The California Supreme Court issued several employment law decisions during the past year. We summarize below the most important of these rulings.
Donohue v. AMN Services
To simplify timekeeping calculations, many employers have adopted “rounding practices” in which they record employees’ time in pre-defined increments, such as quarter hours. California courts have generally approved this practice so long as the “rounding up” and “rounding down” generally evens out or favors employees. If an employer can round working time, can they adopt the same practice for meal periods? According to the California Supreme Court, the answer is “no.”
AMN is a healthcare services and staffing company. Their employees clocked in and out for their shifts and their meal periods on desktop computers. The timekeeping system rounded punch times to the nearest 10-minute increment. If an employee clocked out for lunch at 11:01 a.m. and back in at 11:25 a.m., the time would be recorded as 11:00 a.m. and 11:30 a.m., respectively. As a result, the employee’s time record showed that the employee took a full 30-minute meal period, even though it was actually only 23 minutes.

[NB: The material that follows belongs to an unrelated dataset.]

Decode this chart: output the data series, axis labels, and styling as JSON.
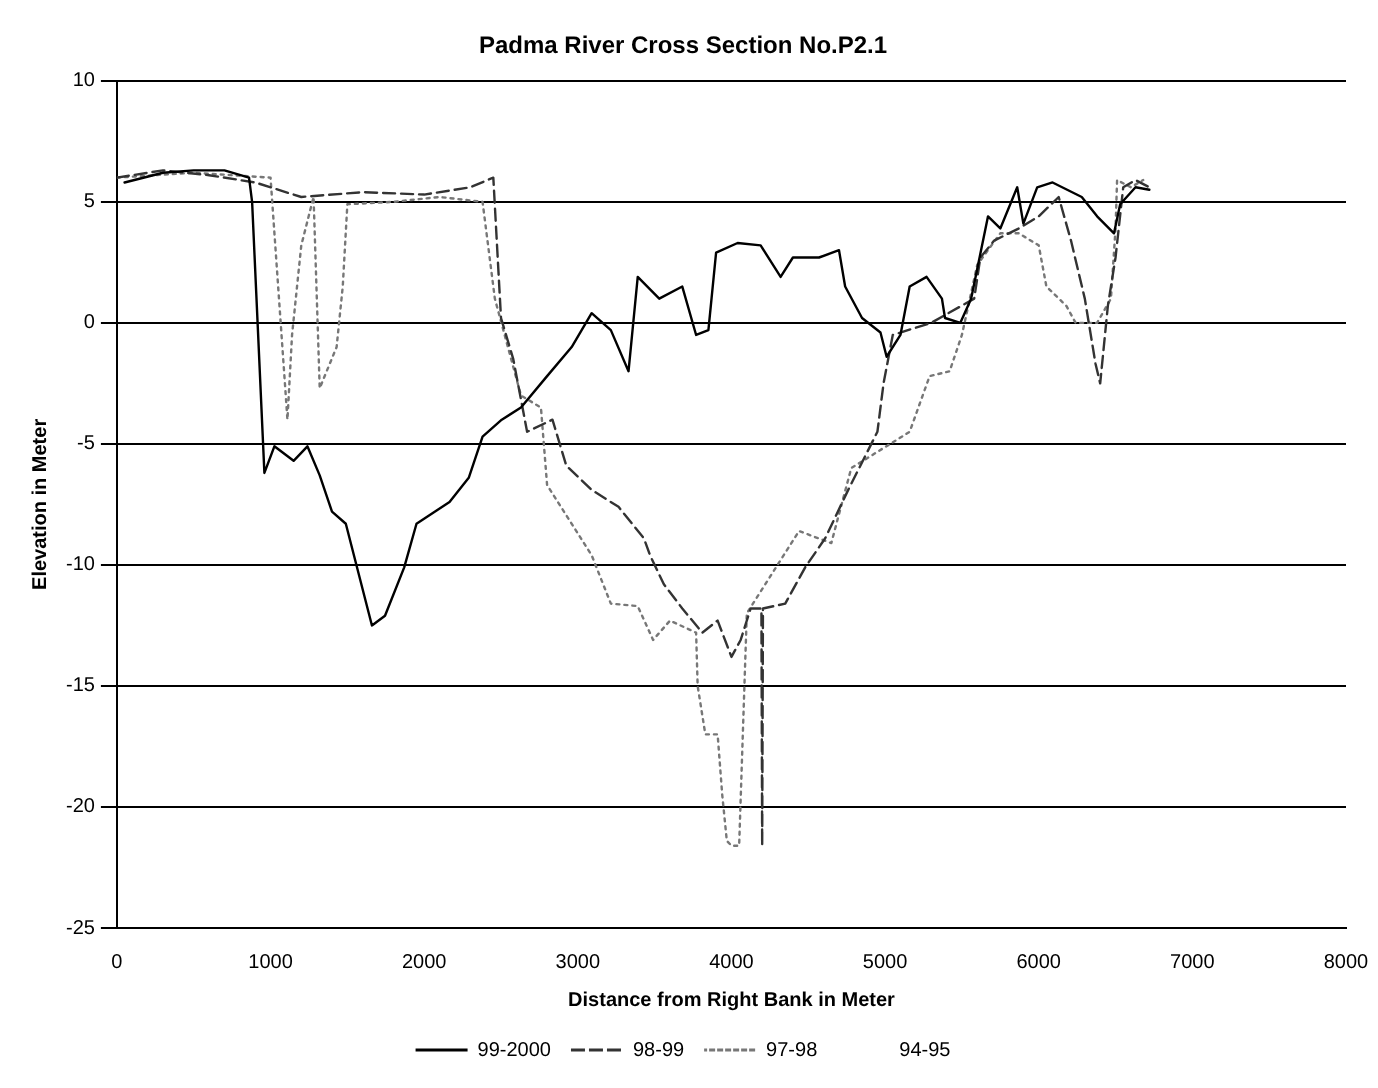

The Court ruled that there is a distinction conflict between neutral rounding policies applicable to workday start and end times, and meal period requirements. The Court explained that Labor Code section 512, which requires non-exempt employees who work more than five hours in a workday to take an unpaid and duty-free meal period “of not less than 30 minutes,” and the applicable Wage Order imposing the same requirement, are inconsistent with “the imprecise calculations that rounding involves.”
Ferra v. Loews Hollywood Hotel, LLC
Under California law, non-exempt employees who are not provided a compliant meal or rest period must receive “premium pay” equal to one hour of pay. The applicable statute, Labor Code section 226.7(c), requires premium pay to be calculated based on the employee’s “regular rate of compensation.”
Labor Code section 510, which governs the payment of overtime to non-exempt employees, provides that overtime must be paid at the employee’s “regular rate of pay,” which may be more than the employee’s “base” hourly rate, if, for example, the employee was paid a bonus in addition to their hourly wages.
Prior to the Supreme Court’s Ferra decision, it was unclear whether the terms “regular rate of compensation” and “regular rate of pay” meant the same thing. Given the different language in section 226.7 and section 510, many employers assumed they could pay section 226.7 premiums at the employees’ base hourly rate, which can be lower that their “regular rate.” The Court of Appeal in Ferra, also relying on the different language in the two statutes, agreed.
The Supreme Court, however, reversed. Relying on various principles of statutory interpretation, the Court ruled that “the terms are synonymous: ‘regular rate of compensation’ under section 226.7(c), like ‘regular rate of pay’ under section 510(a), encompasses all nondiscretionary payment, not just hourly wages.” The Court further held that its decision is retroactive, leaving employers potentially exposed to years’ of liability for inaccurately calculated meal and rest premiums.
Vasquez v. Jan-Pro Franchising International, Inc.
In its blockbuster 2018 decision in Dynamex Ops. W. Inc. v. Superior Court, the California Supreme Court adopted the so-called “ABC” test for determining whether workers are independent contractors or employees under California wage orders. The Court did not address whether its decision should apply retroactively. Prior to the Dynamex decision, many California employers relied on the multi-factor test set forth in S.G. Borello & Sons v. Dept of Industrial Relations to determine whether workers should be classified as independent contractors or employees.
In Vasquez, the Court concluded that Dynamex is retroactive, because it did not change settled law.
The Court will decide several consequential employment law cases in the months to come. At issue in Naranjo v. Spectrum Security Services, Inc. is whether an employer’s failure to pay meal period premiums may result in waiting time penalties under Labor Code section 203, as well as inaccurate wage statement penalties under section 226.